Tuesday, July 3, 2012

Speeding Up Greedy Feature Selection

In the last post Alex wrote:
"While you can choose and manipulate your features by divination, tea leaf reading, or good old-fashioned gut-following, it's better to actually check whether what you're doing improves performance on a validation set. The trouble is that repeatedly training a classifier can become cumbersome once you leave the cozy world of Small Data. Even worse, if you want to use some sort of automatic feature selection algorithm (which requires training hundreds or thousands of classifiers), you might find yourself waiting for a very very long time."
My favorite variant of feature selection is greedy forward feature selection (GFFS).  First, some notation.  We have $N$ data points $(x_i,y_i)$ where $x_i$ is a $d$-dimensional feature descriptor and $y_i$ is its label, and we want to figure out which of the $d$ dimensions are useful, or maybe rank the dimensions in order of usefulness.  GFFS adds one feature dimension at a time to a set of already selected features, and checks how good that feature is by training & testing classifiers on $k$ cross-validation splits.  The best feature (in terms of average accuracy) is then added to the set of selected features, and the the next iteration begins.

For example, let's say you've already selected feature number $3$.  The algorithm trains and tests the following feature combinations and obtains the corresponding accuracies:

[3 1] - 65.5%
[3 2] - 63.5%
[3 4] - 67.5%
[3 5] - 70.5%    <--- best
...
[3 d] - 62.5%

Feature 3 got the best average hold-out accuracy in combination with feature 5.  So feature 5 is added to the already-chosen set, and the algorithm goes on to the next stage.

The computation time for a fully naive implementation of GFFS is... stupidly big: $O(d^2 k C)$, where $C$ is the complexity of the classifier being used.  In the last post, Alex investigated which classifier is efficient enough to make this feasible.  I found that even using the fastest classifier, the time actual runtime complexity was too ridiculous to be practical (unless you have a cluster).  So... how can we practically speed up GFFS?

Some Ideas

I implemented and tested two ideas:
  1. Early stopping - stop the outer loop if there has been no improvement for $p$ epochs  ($p=5$ in all my experiments).
  2. Random subsampling - during each epoch, only test $\sqrt{d}$ random dimensions instead of all $d$ dimensions.
Data & Experiments

I tested the above two ideas as follows:
  1. Split the data into training and test.  Get test accuracy using all $d$ dimensions
  2. Send the training data only into GFFS.
  3. Get test accuracy using whichever dimensions are returned from (2).
The best case scenario is that GFFS will get rid of a bunch of noisy dimensions and test accuracy will actually improve.  An acceptable scenario is that GFFS will get rid of a bunch of redundant dimensions and test accuracy will stay the same.
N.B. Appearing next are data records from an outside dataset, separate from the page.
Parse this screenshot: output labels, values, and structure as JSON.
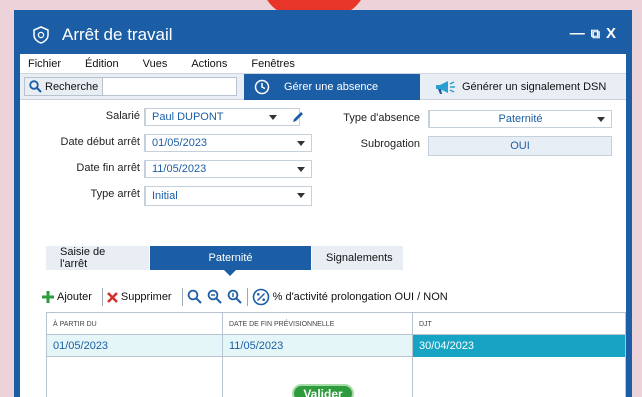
{
  "window": {
    "title": "Arrêt de travail",
    "controls": [
      "—",
      "⧉",
      "X"
    ]
  },
  "menu": [
    "Fichier",
    "Édition",
    "Vues",
    "Actions",
    "Fenêtres"
  ],
  "toolbar": {
    "search_label": "Recherche",
    "search_value": "",
    "tab_absence": "Gérer une absence",
    "tab_dsn": "Générer un signalement DSN"
  },
  "form": {
    "salarie": {
      "label": "Salarié",
      "value": "Paul DUPONT"
    },
    "date_debut": {
      "label": "Date début arrêt",
      "value": "01/05/2023"
    },
    "date_fin": {
      "label": "Date fin arrêt",
      "value": "11/05/2023"
    },
    "type_arret": {
      "label": "Type arrêt",
      "value": "Initial"
    },
    "type_absence": {
      "label": "Type d'absence",
      "value": "Paternité"
    },
    "subrogation": {
      "label": "Subrogation",
      "value": "OUI"
    }
  },
  "subtabs": [
    "Saisie de l'arrêt",
    "Paternité",
    "Signalements"
  ],
  "actions": {
    "add": "Ajouter",
    "delete": "Supprimer",
    "prolongation": "% d'activité prolongation OUI / NON"
  },
  "grid": {
    "headers": [
      "À PARTIR DU",
      "DATE DE FIN PRÉVISIONNELLE",
      "DJT"
    ],
    "rows": [
      [
        "01/05/2023",
        "11/05/2023",
        "30/04/2023"
      ]
    ]
  },
  "validate_label": "Valider",
  "colors": {
    "primary": "#1c5ea5",
    "highlight": "#16a3c4",
    "validate": "#2e9b3c",
    "delete": "#d3302a",
    "add": "#2e9b3c"
  },
  "icons": [
    "shield-icon",
    "search-icon",
    "clock-icon",
    "megaphone-icon",
    "pencil-icon",
    "plus-icon",
    "cross-icon",
    "filter-search-icons",
    "percent-icon"
  ]
}
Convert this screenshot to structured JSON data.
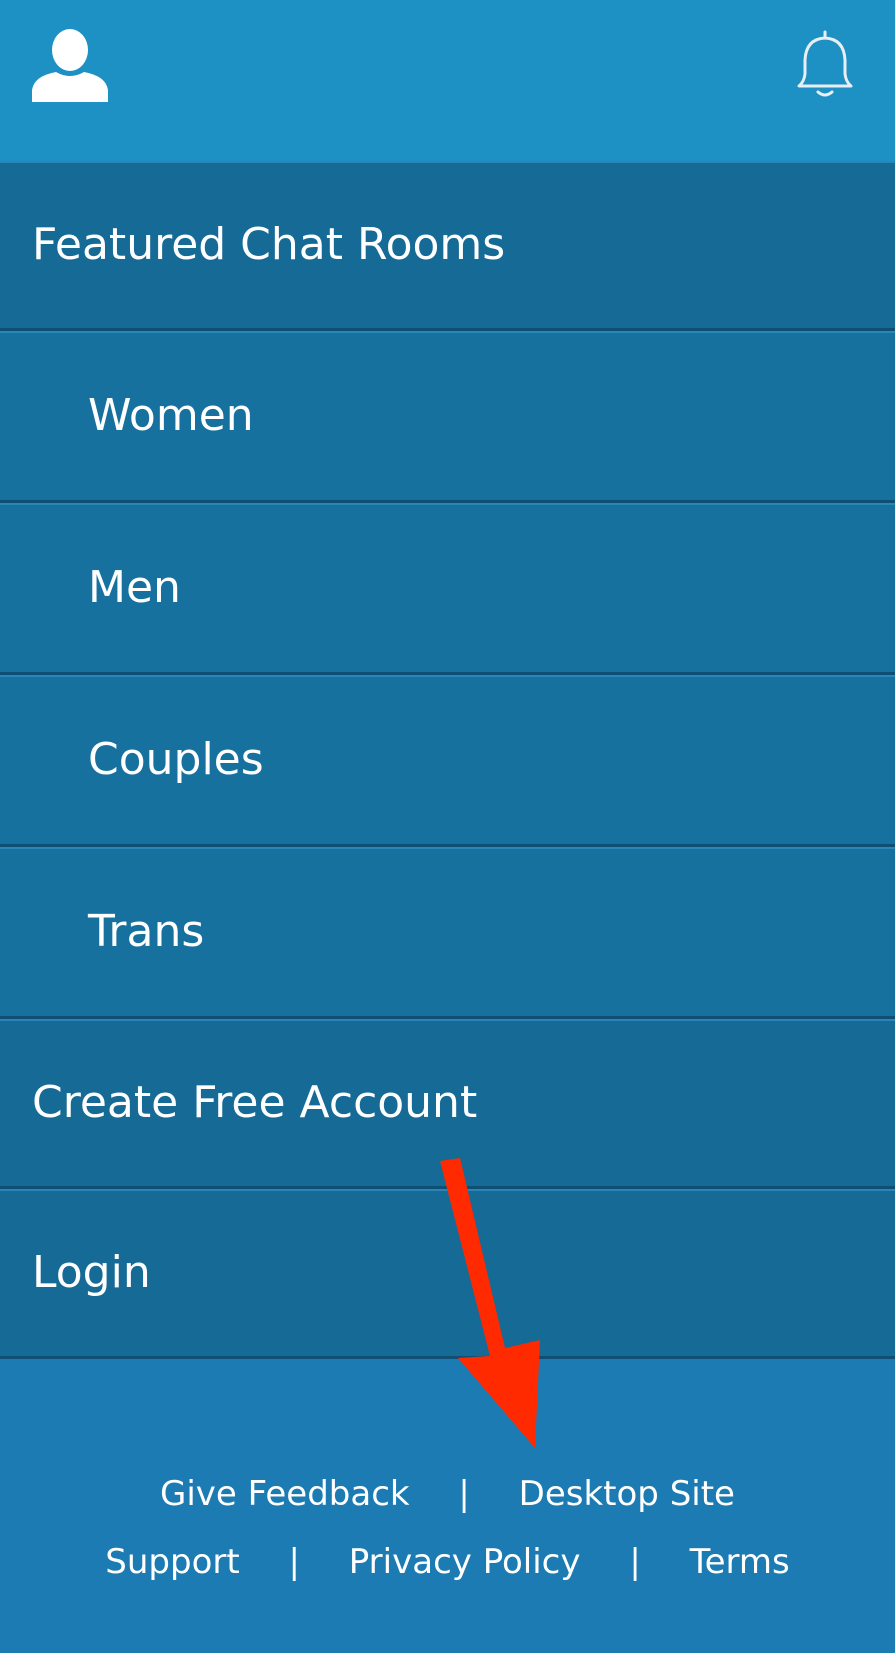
{
  "header": {
    "profile_icon": "user-icon",
    "notification_icon": "bell-icon",
    "background_color": "#1d90c4"
  },
  "menu": {
    "items": [
      {
        "label": "Featured Chat Rooms",
        "level": "top"
      },
      {
        "label": "Women",
        "level": "sub"
      },
      {
        "label": "Men",
        "level": "sub"
      },
      {
        "label": "Couples",
        "level": "sub"
      },
      {
        "label": "Trans",
        "level": "sub"
      },
      {
        "label": "Create Free Account",
        "level": "top"
      },
      {
        "label": "Login",
        "level": "top"
      }
    ],
    "top_color": "#166a96",
    "sub_color": "#17719f"
  },
  "footer": {
    "links": {
      "give_feedback": "Give Feedback",
      "desktop_site": "Desktop Site",
      "support": "Support",
      "privacy_policy": "Privacy Policy",
      "terms": "Terms"
    },
    "separator": "|"
  },
  "annotation": {
    "arrow_icon": "red-arrow-icon",
    "color": "#ff2a00"
  }
}
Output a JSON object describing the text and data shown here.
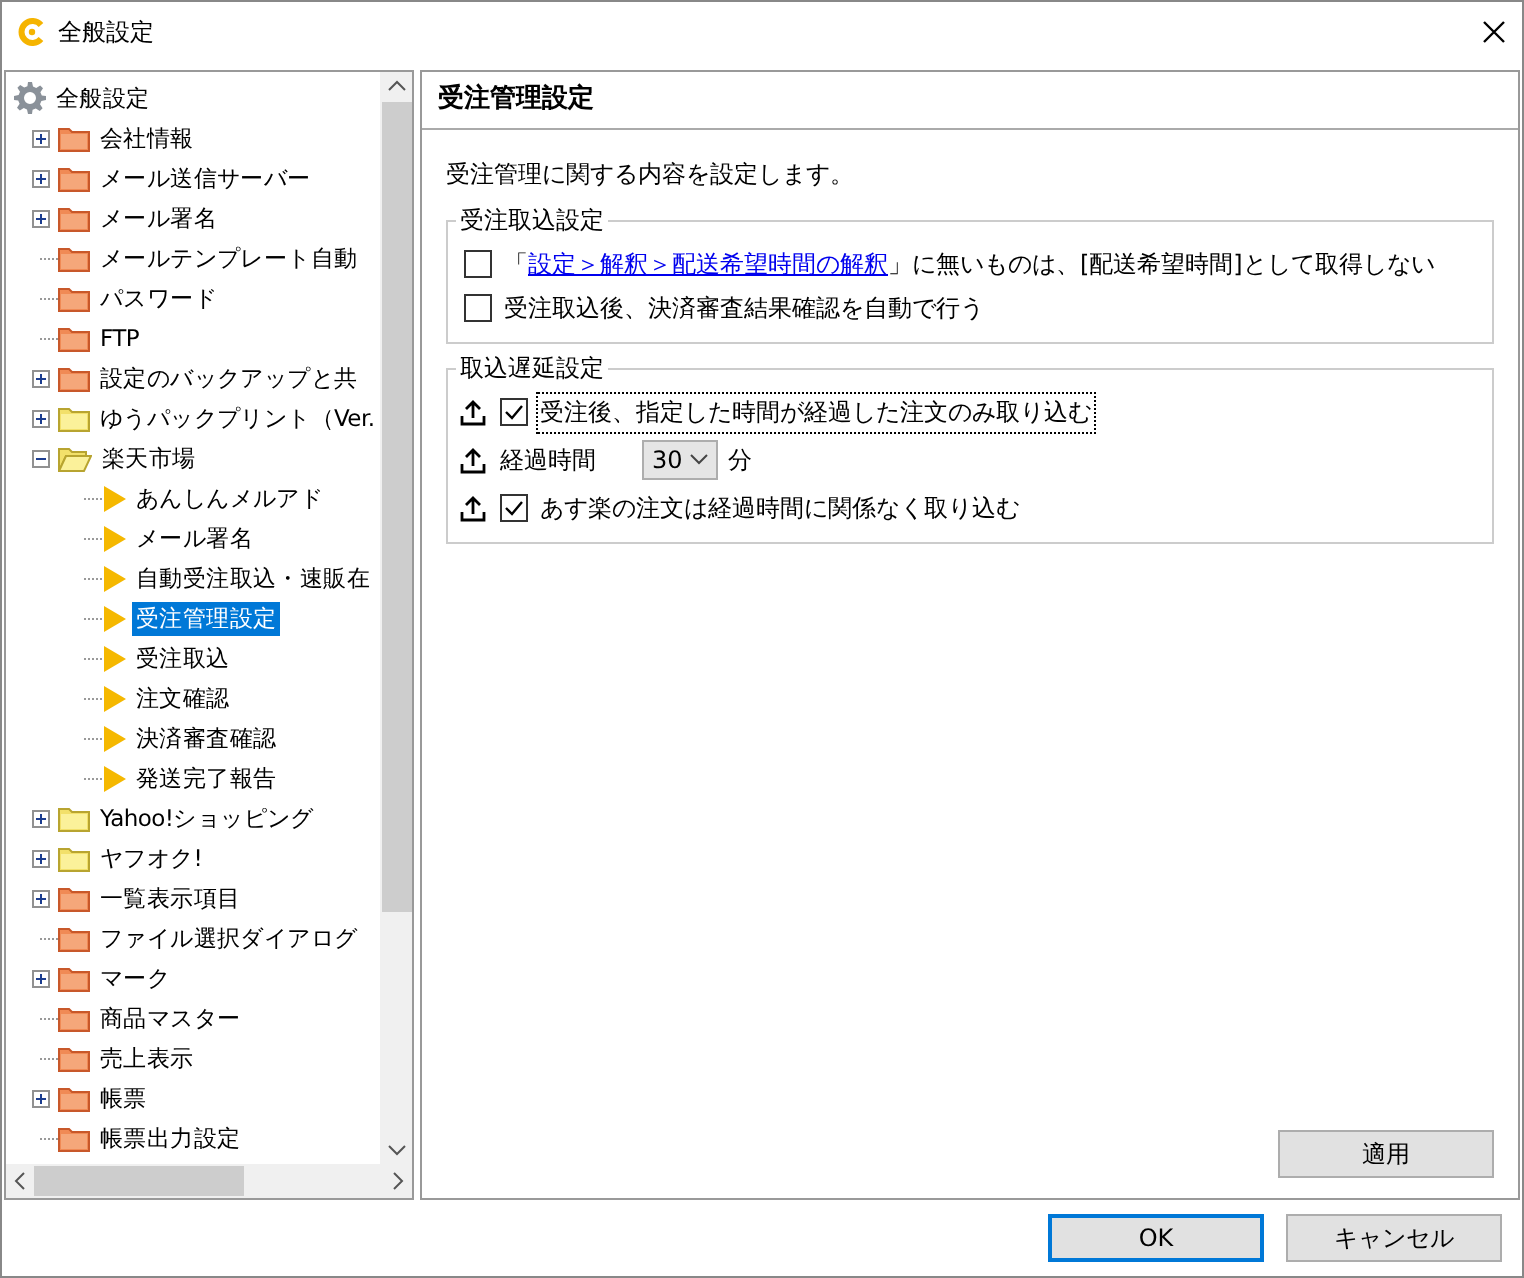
{
  "window": {
    "title": "全般設定"
  },
  "tree": {
    "items": [
      {
        "label": "全般設定",
        "kind": "gear",
        "selected": false,
        "children": [
          {
            "label": "会社情報",
            "kind": "folder",
            "expanded": false,
            "selected": false
          },
          {
            "label": "メール送信サーバー",
            "kind": "folder",
            "expanded": false,
            "selected": false
          },
          {
            "label": "メール署名",
            "kind": "folder",
            "expanded": false,
            "selected": false
          },
          {
            "label": "メールテンプレート自動",
            "kind": "folder",
            "selected": false
          },
          {
            "label": "パスワード",
            "kind": "folder",
            "selected": false
          },
          {
            "label": "FTP",
            "kind": "folder",
            "selected": false
          },
          {
            "label": "設定のバックアップと共",
            "kind": "folder",
            "expanded": false,
            "selected": false
          },
          {
            "label": "ゆうパックプリント（Ver.",
            "kind": "yellowfolder",
            "expanded": false,
            "selected": false
          },
          {
            "label": "楽天市場",
            "kind": "openfolder",
            "expanded": true,
            "selected": false,
            "children": [
              {
                "label": "あんしんメルアド",
                "kind": "arrow",
                "selected": false
              },
              {
                "label": "メール署名",
                "kind": "arrow",
                "selected": false
              },
              {
                "label": "自動受注取込・速販在",
                "kind": "arrow",
                "selected": false
              },
              {
                "label": "受注管理設定",
                "kind": "arrow",
                "selected": true
              },
              {
                "label": "受注取込",
                "kind": "arrow",
                "selected": false
              },
              {
                "label": "注文確認",
                "kind": "arrow",
                "selected": false
              },
              {
                "label": "決済審査確認",
                "kind": "arrow",
                "selected": false
              },
              {
                "label": "発送完了報告",
                "kind": "arrow",
                "selected": false
              }
            ]
          },
          {
            "label": "Yahoo!ショッピング",
            "kind": "yellowfolder",
            "expanded": false,
            "selected": false
          },
          {
            "label": "ヤフオク!",
            "kind": "yellowfolder",
            "expanded": false,
            "selected": false
          },
          {
            "label": "一覧表示項目",
            "kind": "folder",
            "expanded": false,
            "selected": false
          },
          {
            "label": "ファイル選択ダイアログ",
            "kind": "folder",
            "selected": false
          },
          {
            "label": "マーク",
            "kind": "folder",
            "expanded": false,
            "selected": false
          },
          {
            "label": "商品マスター",
            "kind": "folder",
            "selected": false
          },
          {
            "label": "売上表示",
            "kind": "folder",
            "selected": false
          },
          {
            "label": "帳票",
            "kind": "folder",
            "expanded": false,
            "selected": false
          },
          {
            "label": "帳票出力設定",
            "kind": "folder",
            "selected": false
          }
        ]
      }
    ]
  },
  "panel": {
    "title": "受注管理設定",
    "description": "受注管理に関する内容を設定します。",
    "groups": [
      {
        "legend": "受注取込設定",
        "rows": [
          {
            "kind": "checkbox",
            "checked": false,
            "icon": false,
            "prefix": "「",
            "link": "設定＞解釈＞配送希望時間の解釈",
            "label": "」に無いものは、[配送希望時間]として取得しない"
          },
          {
            "kind": "checkbox",
            "checked": false,
            "icon": false,
            "label": "受注取込後、決済審査結果確認を自動で行う"
          }
        ]
      },
      {
        "legend": "取込遅延設定",
        "rows": [
          {
            "kind": "checkbox",
            "checked": true,
            "focused": true,
            "icon": true,
            "label": "受注後、指定した時間が経過した注文のみ取り込む"
          },
          {
            "kind": "select",
            "icon": true,
            "label": "経過時間",
            "value": "30",
            "unit": "分"
          },
          {
            "kind": "checkbox",
            "checked": true,
            "icon": true,
            "label": "あす楽の注文は経過時間に関係なく取り込む"
          }
        ]
      }
    ],
    "apply_button": "適用"
  },
  "buttons": [
    {
      "label": "OK",
      "default": true
    },
    {
      "label": "キャンセル",
      "default": false
    }
  ]
}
For the classifier, I used quadratic discriminant analysis (QDA), and added $0.1 I$ to the covariance estimates for regularization (chosen without validation).

I tested on three standard datasets: isolet, usps, covertype (with my own training/test split), and two datasets from my research: proteomics and dnasim.

Results

First, the accuracies before and after GFFS.  ES means early stopping.  RS means random subsampling.  A fully naive version of GFFS without early stopping wasn't even close to done running after a whole weekend, so I just stopped it.

Datasets QDA Test Accuracy Early Stopping Early Stopping
+ Random Subsampling
proteomics 66.8% 79.9% 74.7%
dnasim 64.7% 71.7% 64.8%
isolet 95.9% 94.0% 94.6%
usps 94.0% 92.7% 93.9%
covertype 62.9% 64.0% 62.5% 

Using the exhaustive GFFS (with early stopping) can provide some significant gains (proteomics & dnasim), but can also damage performance a bit (isolet and usps).  Adding random subsampling decreases gains somewhat, but not entirely, and can also undo some of the damage caused by feature selection (because more features are usually chosen when using RS).  Looks pretty good, but let's look at the actual runtimes (reported in minutes):

Datasets Early Stopping Early Stopping
+ Random Subsampling
proteomics 5.1 min 0.5 min
dnasim 0.5 min 0.1 min
isolet 698.6 min 41.2 min
usps 115.4 min 4.6 min
covertype 99.5 min 46.0 min

There we go! The time savings range from 50% to 99%. 

In conclusion: greedy forward feature selection is great, but way too expensive. It is still great and much faster if you add (i) early stopping and (ii) random subsampling. 

Next time (maybe):
  • Everyone loves PCA.  Is preprocessing your data with PCA actually a good idea in terms of classification performance?
  • Feature transforms.  There are a billion of them.  Which ones are a good idea, and when?